Imagine using Netflix as a political tool to sway voters through the use of “Thing’s we figured out you’d like” algorithm to sway the Netflix watching public’s opinion on issues.

Leading up to the next election, the opportunity to alter thinking on issues like climate change, corporate greed, inequities among the classes in the US, education, and election finance reform are only a few rolling around in the Netflix library. All of this is classified as entertainment because it comes from a source known to deliver entertainment, but is it really or is it much more?

While the “news” (It’s in quotes because the news really isn’t the news anymore) for years provided, what we believed, was raw information with a light overlay of perspective, it has morphed into a constant barrage of bits of data with a polarized lens preceding it. The news of today has taken away “thought” portion that many in the US used to exercise when reading it. It is to say that US Americans have decided not to think critically about what they read and to accept the news from their favorite “lens” provider.

I live in a house divided but political understanding. My wife is a glassy-eyed republican, “My Party or Die” or “Of Course I always vote the ticket!”. I am a moderate, like a Michael Bloomberg independent, a protest to what I believe is a system destroyed by the media and a population of poorly educated Americans that no longer have the skills to think critically. My kids lean more liberal, caring about the earth/climate change, their future, gun violence, and a general dislike of Donald Trump. Most of their opinions are formed by information fed to them in school with a component delivered through news media whereby the school deems that news media “lens” acceptable and reasonable. So we all watch Netflix.

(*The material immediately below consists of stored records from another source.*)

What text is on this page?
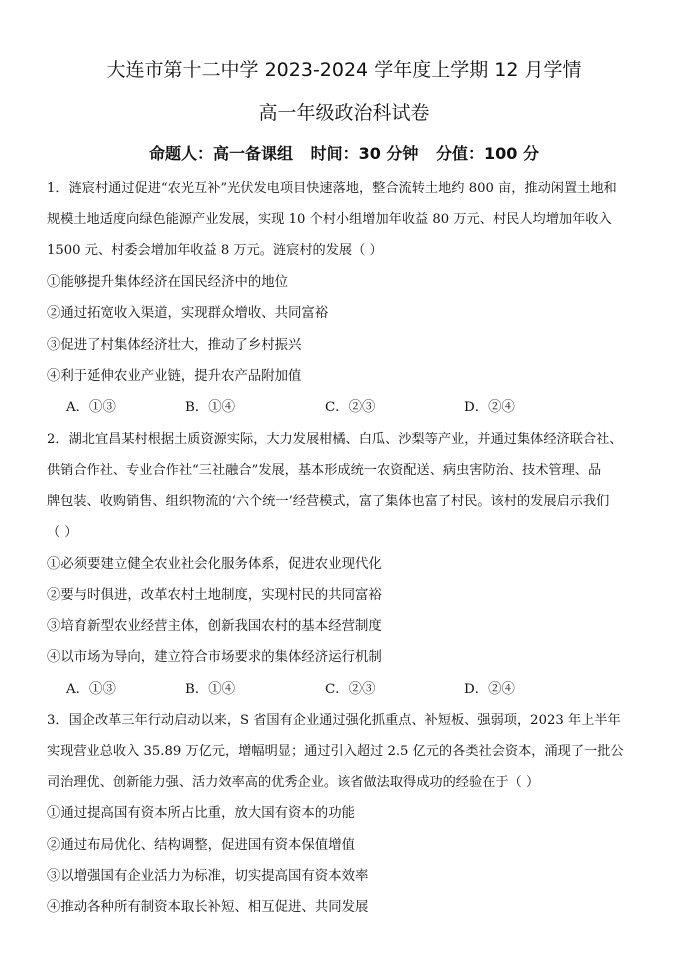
大连市第十二中学 2023-2024 学年度上学期 12 月学情
高一年级政治科试卷
命题人：高一备课组 时间：30 分钟 分值：100 分
1．涟宸村通过促进“农光互补”光伏发电项目快速落地，整合流转土地约 800 亩，推动闲置土地和
规模土地适度向绿色能源产业发展，实现 10 个村小组增加年收益 80 万元、村民人均增加年收入
1500 元、村委会增加年收益 8 万元。涟宸村的发展（ ）
①能够提升集体经济在国民经济中的地位
②通过拓宽收入渠道，实现群众增收、共同富裕
③促进了村集体经济壮大，推动了乡村振兴
④利于延伸农业产业链，提升农产品附加值
A．①③	B．①④	C．②③	D．②④
2．湖北宜昌某村根据土质资源实际，大力发展柑橘、白瓜、沙梨等产业，并通过集体经济联合社、
供销合作社、专业合作社“三社融合”发展，基本形成统一农资配送、病虫害防治、技术管理、品
牌包装、收购销售、组织物流的‘六个统一’经营模式，富了集体也富了村民。该村的发展启示我们
（ ）
①必须要建立健全农业社会化服务体系，促进农业现代化
②要与时俱进，改革农村土地制度，实现村民的共同富裕
③培育新型农业经营主体，创新我国农村的基本经营制度
④以市场为导向，建立符合市场要求的集体经济运行机制
A．①③	B．①④	C．②③	D．②④
3．国企改革三年行动启动以来，S 省国有企业通过强化抓重点、补短板、强弱项，2023 年上半年
实现营业总收入 35.89 万亿元，增幅明显；通过引入超过 2.5 亿元的各类社会资本，涌现了一批公
司治理优、创新能力强、活力效率高的优秀企业。该省做法取得成功的经验在于（ ）
①通过提高国有资本所占比重，放大国有资本的功能
②通过布局优化、结构调整，促进国有资本保值增值
③以增强国有企业活力为标准，切实提高国有资本效率
④推动各种所有制资本取长补短、相互促进、共同发展
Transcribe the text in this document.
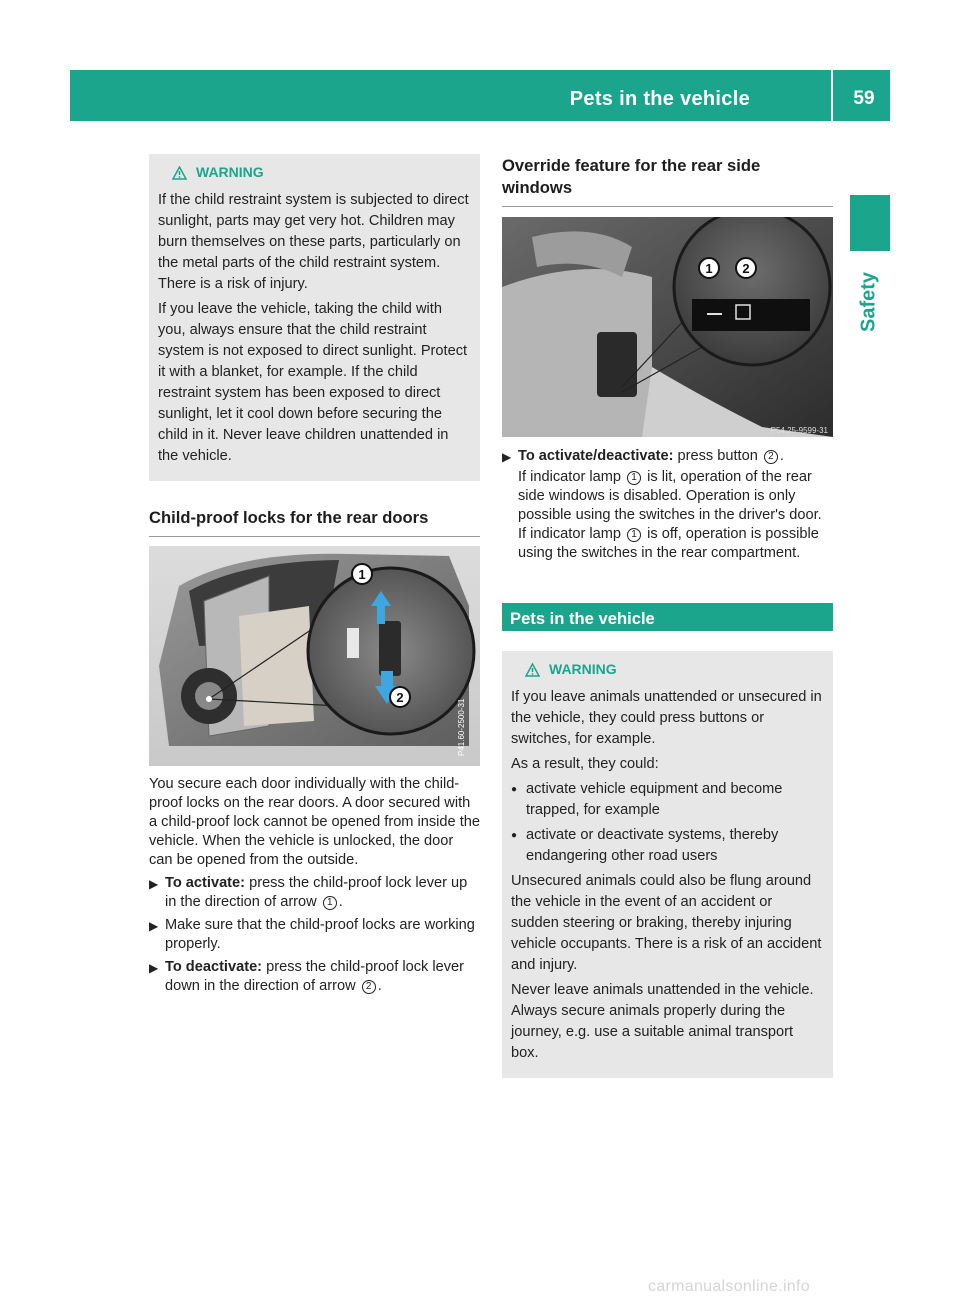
Pets in the vehicle	59
Safety
WARNING

If the child restraint system is subjected to direct sunlight, parts may get very hot. Children may burn themselves on these parts, particularly on the metal parts of the child restraint system. There is a risk of injury.

If you leave the vehicle, taking the child with you, always ensure that the child restraint system is not exposed to direct sunlight. Protect it with a blanket, for example. If the child restraint system has been exposed to direct sunlight, let it cool down before securing the child in it. Never leave children unattended in the vehicle.

Child-proof locks for the rear doors
P41.60-2500-31
1
2

You secure each door individually with the child-proof locks on the rear doors. A door secured with a child-proof lock cannot be opened from inside the vehicle. When the vehicle is unlocked, the door can be opened from the outside.

▶ To activate: press the child-proof lock lever up in the direction of arrow 1 .
▶ Make sure that the child-proof locks are working properly.
▶ To deactivate: press the child-proof lock lever down in the direction of arrow 2 .
Override feature for the rear side windows
P54.25-9599-31
1	2
▶ To activate/deactivate: press button 2 .

If indicator lamp 1 is lit, operation of the rear side windows is disabled. Operation is only possible using the switches in the driver's door. If indicator lamp 1 is off, operation is possible using the switches in the rear compartment.

Pets in the vehicle
WARNING

If you leave animals unattended or unsecured in the vehicle, they could press buttons or switches, for example.

As a result, they could:

● activate vehicle equipment and become trapped, for example
● activate or deactivate systems, thereby endangering other road users

Unsecured animals could also be flung around the vehicle in the event of an accident or sudden steering or braking, thereby injuring vehicle occupants. There is a risk of an accident and injury.

Never leave animals unattended in the vehicle. Always secure animals properly during the journey, e.g. use a suitable animal transport box.

carmanualsonline.info
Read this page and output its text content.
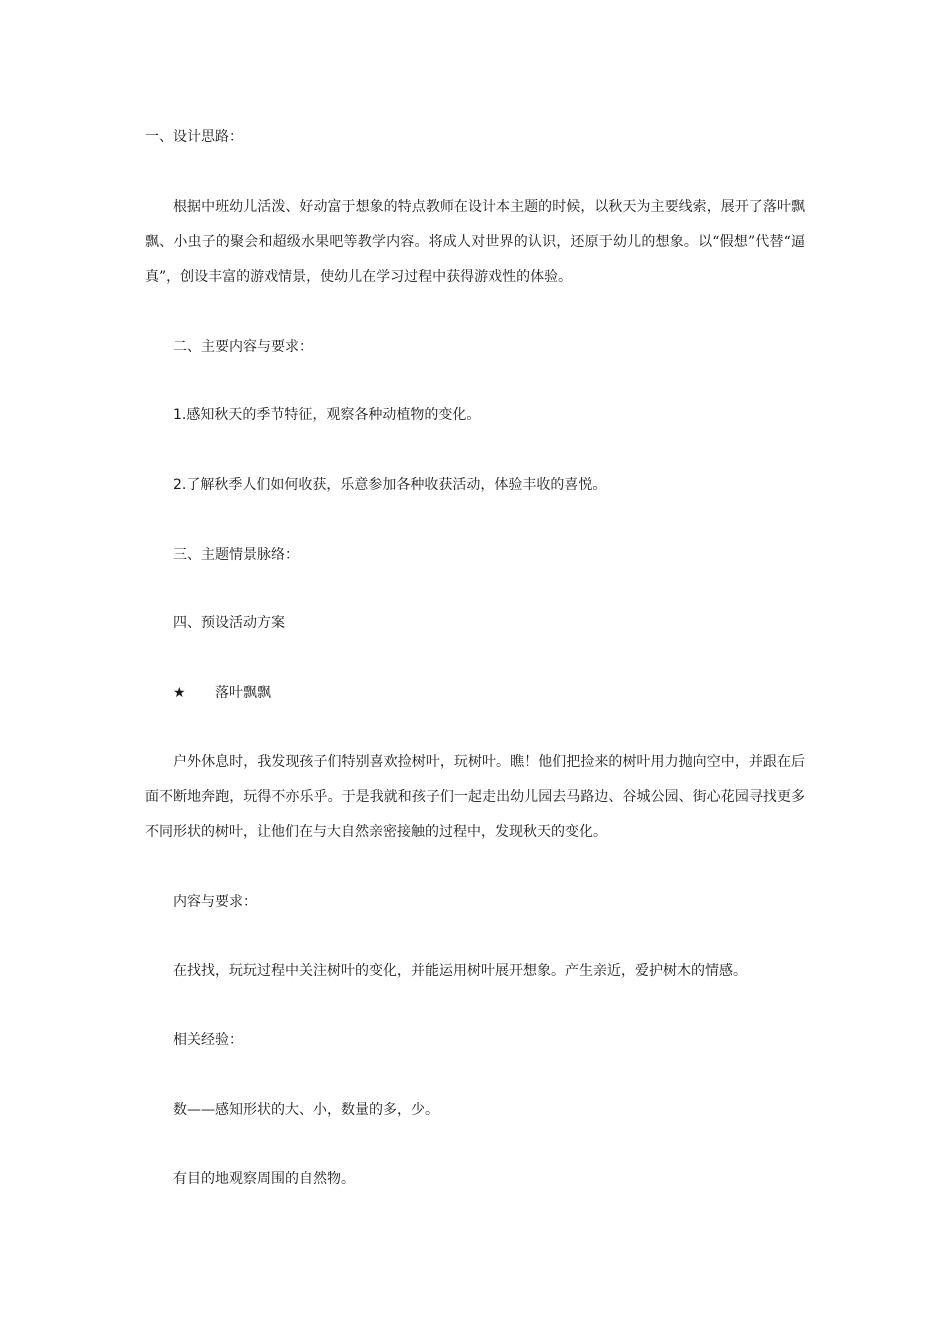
一、设计思路：
根据中班幼儿活泼、好动富于想象的特点教师在设计本主题的时候，以秋天为主要线索，展开了落叶飘飘、小虫子的聚会和超级水果吧等教学内容。将成人对世界的认识，还原于幼儿的想象。以“假想”代替“逼真”，创设丰富的游戏情景，使幼儿在学习过程中获得游戏性的体验。
二、主要内容与要求：
1.感知秋天的季节特征，观察各种动植物的变化。
2.了解秋季人们如何收获，乐意参加各种收获活动，体验丰收的喜悦。
三、主题情景脉络：
四、预设活动方案
★ 落叶飘飘
户外休息时，我发现孩子们特别喜欢捡树叶，玩树叶。瞧！他们把捡来的树叶用力抛向空中，并跟在后面不断地奔跑，玩得不亦乐乎。于是我就和孩子们一起走出幼儿园去马路边、谷城公园、街心花园寻找更多不同形状的树叶，让他们在与大自然亲密接触的过程中，发现秋天的变化。
内容与要求：
在找找，玩玩过程中关注树叶的变化，并能运用树叶展开想象。产生亲近，爱护树木的情感。
相关经验：
数——感知形状的大、小，数量的多，少。
有目的地观察周围的自然物。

I was on Netflix and watched a documentary on food sourcing. It was interested. It featured climate change, political interests, genetically modified food and organisms. It was a slant intended to create concern or even scare a consumer. It was clearly one sided and delivered without industry context. It would take one hour to get on a computer and research 30% of the content to understand the larger questions built upon in the “show” to understand how slanted the views and assertions laid out were. Going back the US problem, it is easier to watch the show and accept then to question the shows content/motive, process critically the message and further understand why.

Last night I watched Laundromat. As much as I loved this show and it was highly entertaining, it too has a message to deliver. It is delivered one sided but what’s particularly funny here is it’s delivered and narrated by the perpetrators as they explain their actions and their process. All of this is entertainment! It’s funny, it’s terrific! Sadly, the truth isn’t funny and like the article attempts to convey, it lacks larger context. The US viewer is not fully served by it, though, now they will believe they fully understand it.

The 11.5 million documents that make up the Panama Papers were leaked anonymously in 2016 to media outlets. They linked one of the largest offshore law firms, Mossack Fonseca, to world leaders who used accounts and shell companies to shelter billions from taxes.